For Software Updates Management in ConfigMgr, the WindowsUpdateAgent (WUA) performs a scan/detect against the SUP/WSUS in your ConfigMgr hierarchy. This scan/detect, compares "what's on the computer" vs "what updates are available from WSUS".
The result, is a list of updates, which is then examined for "is already installed", "is not applicable", "is applicable *AND* is not currently installed".
If an update is determined to be "is applicable *AND* is not currently installed", then ConfigMgr will go on to determine if there is a deployment for that update in your hierarchy, has the content been acquired from MSFT etc.
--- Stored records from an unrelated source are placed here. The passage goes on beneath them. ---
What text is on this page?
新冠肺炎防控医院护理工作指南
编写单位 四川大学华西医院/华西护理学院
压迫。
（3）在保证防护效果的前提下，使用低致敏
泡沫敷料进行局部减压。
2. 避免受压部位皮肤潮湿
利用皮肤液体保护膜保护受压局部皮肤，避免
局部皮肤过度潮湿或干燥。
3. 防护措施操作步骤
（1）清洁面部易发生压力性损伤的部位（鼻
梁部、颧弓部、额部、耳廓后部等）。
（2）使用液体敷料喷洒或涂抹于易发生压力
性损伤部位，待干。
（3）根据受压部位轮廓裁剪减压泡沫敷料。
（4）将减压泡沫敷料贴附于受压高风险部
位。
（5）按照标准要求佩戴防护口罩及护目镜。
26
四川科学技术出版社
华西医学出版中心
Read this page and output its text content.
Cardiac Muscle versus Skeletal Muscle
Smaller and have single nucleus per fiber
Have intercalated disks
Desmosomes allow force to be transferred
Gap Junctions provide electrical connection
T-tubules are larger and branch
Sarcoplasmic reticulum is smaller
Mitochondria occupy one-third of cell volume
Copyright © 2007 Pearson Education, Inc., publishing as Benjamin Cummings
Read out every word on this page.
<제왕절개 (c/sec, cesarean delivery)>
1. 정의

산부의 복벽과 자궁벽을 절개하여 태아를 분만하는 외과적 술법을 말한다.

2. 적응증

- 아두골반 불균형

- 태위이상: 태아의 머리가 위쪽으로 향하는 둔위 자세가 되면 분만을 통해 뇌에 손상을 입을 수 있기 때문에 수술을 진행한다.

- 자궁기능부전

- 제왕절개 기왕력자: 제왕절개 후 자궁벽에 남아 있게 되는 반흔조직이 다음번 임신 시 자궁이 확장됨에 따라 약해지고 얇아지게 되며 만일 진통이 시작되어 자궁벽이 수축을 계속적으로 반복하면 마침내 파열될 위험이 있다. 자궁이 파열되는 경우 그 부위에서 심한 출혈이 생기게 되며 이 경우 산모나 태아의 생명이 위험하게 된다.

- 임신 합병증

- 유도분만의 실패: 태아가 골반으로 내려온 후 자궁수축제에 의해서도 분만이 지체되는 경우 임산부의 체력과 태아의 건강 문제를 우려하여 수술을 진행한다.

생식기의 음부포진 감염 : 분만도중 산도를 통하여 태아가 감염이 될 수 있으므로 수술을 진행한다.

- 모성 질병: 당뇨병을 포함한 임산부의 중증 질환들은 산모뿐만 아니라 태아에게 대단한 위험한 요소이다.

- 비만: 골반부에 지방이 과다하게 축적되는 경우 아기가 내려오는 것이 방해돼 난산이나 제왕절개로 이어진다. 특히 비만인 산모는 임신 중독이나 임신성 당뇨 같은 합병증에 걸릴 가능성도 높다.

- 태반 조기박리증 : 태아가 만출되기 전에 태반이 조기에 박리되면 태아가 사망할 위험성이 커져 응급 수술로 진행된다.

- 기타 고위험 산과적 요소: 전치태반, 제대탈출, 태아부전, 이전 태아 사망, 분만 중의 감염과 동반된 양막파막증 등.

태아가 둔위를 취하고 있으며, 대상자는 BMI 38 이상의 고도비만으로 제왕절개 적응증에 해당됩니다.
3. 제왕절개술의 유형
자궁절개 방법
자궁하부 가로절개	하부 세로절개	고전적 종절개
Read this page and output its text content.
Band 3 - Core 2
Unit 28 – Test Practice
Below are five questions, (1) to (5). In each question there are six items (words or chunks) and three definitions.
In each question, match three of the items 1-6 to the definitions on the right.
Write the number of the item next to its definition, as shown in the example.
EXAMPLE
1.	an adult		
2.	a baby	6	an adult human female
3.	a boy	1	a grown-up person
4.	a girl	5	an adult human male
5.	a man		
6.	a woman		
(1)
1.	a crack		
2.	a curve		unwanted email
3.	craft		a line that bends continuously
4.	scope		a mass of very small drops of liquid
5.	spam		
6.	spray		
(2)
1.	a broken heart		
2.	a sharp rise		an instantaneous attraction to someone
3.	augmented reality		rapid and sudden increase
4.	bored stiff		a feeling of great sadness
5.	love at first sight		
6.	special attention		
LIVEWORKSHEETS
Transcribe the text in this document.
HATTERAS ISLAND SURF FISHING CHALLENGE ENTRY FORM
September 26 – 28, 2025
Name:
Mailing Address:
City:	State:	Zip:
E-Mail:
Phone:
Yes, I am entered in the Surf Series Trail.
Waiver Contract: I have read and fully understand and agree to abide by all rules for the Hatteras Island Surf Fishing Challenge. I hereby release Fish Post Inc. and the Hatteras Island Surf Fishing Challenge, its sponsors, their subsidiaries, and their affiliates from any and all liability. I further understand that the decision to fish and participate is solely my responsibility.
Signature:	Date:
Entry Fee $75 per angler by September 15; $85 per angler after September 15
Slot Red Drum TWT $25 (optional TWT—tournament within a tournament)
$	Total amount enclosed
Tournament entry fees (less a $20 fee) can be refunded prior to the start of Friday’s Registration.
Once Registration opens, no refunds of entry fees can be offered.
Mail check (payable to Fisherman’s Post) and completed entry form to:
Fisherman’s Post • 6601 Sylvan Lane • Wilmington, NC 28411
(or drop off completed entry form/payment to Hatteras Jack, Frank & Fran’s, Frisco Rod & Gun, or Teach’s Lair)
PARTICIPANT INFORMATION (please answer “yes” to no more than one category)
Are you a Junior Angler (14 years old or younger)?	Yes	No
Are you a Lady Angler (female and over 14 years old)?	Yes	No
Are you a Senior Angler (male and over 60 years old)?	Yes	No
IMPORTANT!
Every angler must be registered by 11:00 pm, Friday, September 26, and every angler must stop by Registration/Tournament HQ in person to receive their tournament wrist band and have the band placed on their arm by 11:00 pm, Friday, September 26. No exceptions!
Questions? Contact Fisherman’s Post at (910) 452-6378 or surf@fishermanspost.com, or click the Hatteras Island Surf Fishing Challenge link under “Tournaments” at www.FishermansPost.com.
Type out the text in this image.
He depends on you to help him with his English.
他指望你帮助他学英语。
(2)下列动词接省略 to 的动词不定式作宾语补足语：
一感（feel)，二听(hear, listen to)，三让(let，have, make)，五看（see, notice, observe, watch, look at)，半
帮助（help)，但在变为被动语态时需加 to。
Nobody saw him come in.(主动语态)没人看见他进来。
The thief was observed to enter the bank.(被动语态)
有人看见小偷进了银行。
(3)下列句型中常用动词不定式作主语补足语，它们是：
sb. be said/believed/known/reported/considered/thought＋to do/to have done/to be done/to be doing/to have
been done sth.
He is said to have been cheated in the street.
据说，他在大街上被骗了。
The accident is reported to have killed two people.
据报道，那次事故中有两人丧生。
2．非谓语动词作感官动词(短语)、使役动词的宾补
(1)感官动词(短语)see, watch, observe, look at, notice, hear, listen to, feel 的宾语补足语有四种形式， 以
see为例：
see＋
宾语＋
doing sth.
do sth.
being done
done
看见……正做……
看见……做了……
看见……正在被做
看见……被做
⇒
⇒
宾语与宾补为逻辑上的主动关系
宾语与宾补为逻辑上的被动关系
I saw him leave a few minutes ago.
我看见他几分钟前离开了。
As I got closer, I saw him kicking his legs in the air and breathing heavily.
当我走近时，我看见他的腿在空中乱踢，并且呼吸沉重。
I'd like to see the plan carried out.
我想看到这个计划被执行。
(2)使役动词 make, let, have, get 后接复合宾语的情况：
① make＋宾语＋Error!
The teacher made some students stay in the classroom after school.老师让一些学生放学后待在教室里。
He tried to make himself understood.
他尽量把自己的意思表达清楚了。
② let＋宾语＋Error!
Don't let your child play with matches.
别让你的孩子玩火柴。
It will then check
for the deployment type (available/optional vs required/mandatory) and check for deadlines you've set etc.
None of that happens if an particular update is assessed as "not applicable /or/ already installed", because, there is no action possible/necessary if the scan/detect outcome for that update is "not applicable /or/ already installed".
One of the common reasons why an IE upgrade won't deploy via SUM/WSUS, is missing pre-requisite updates.
IE10 has quite a few pre-requisites (as does IE11), and, the necessary pre-requisites were changed at some point by MSFT *after* IE10 was released. (from memory, an additional update was added to the pre-requisites list.
So, your previous setup probably worked fine, but then, MSFT added an additional update to the pre-req's list, and you are missing that one.
Check in these forums for related discussions, there have been quite a few. There are also MSFT KB articles which describe the necessary pre-req's.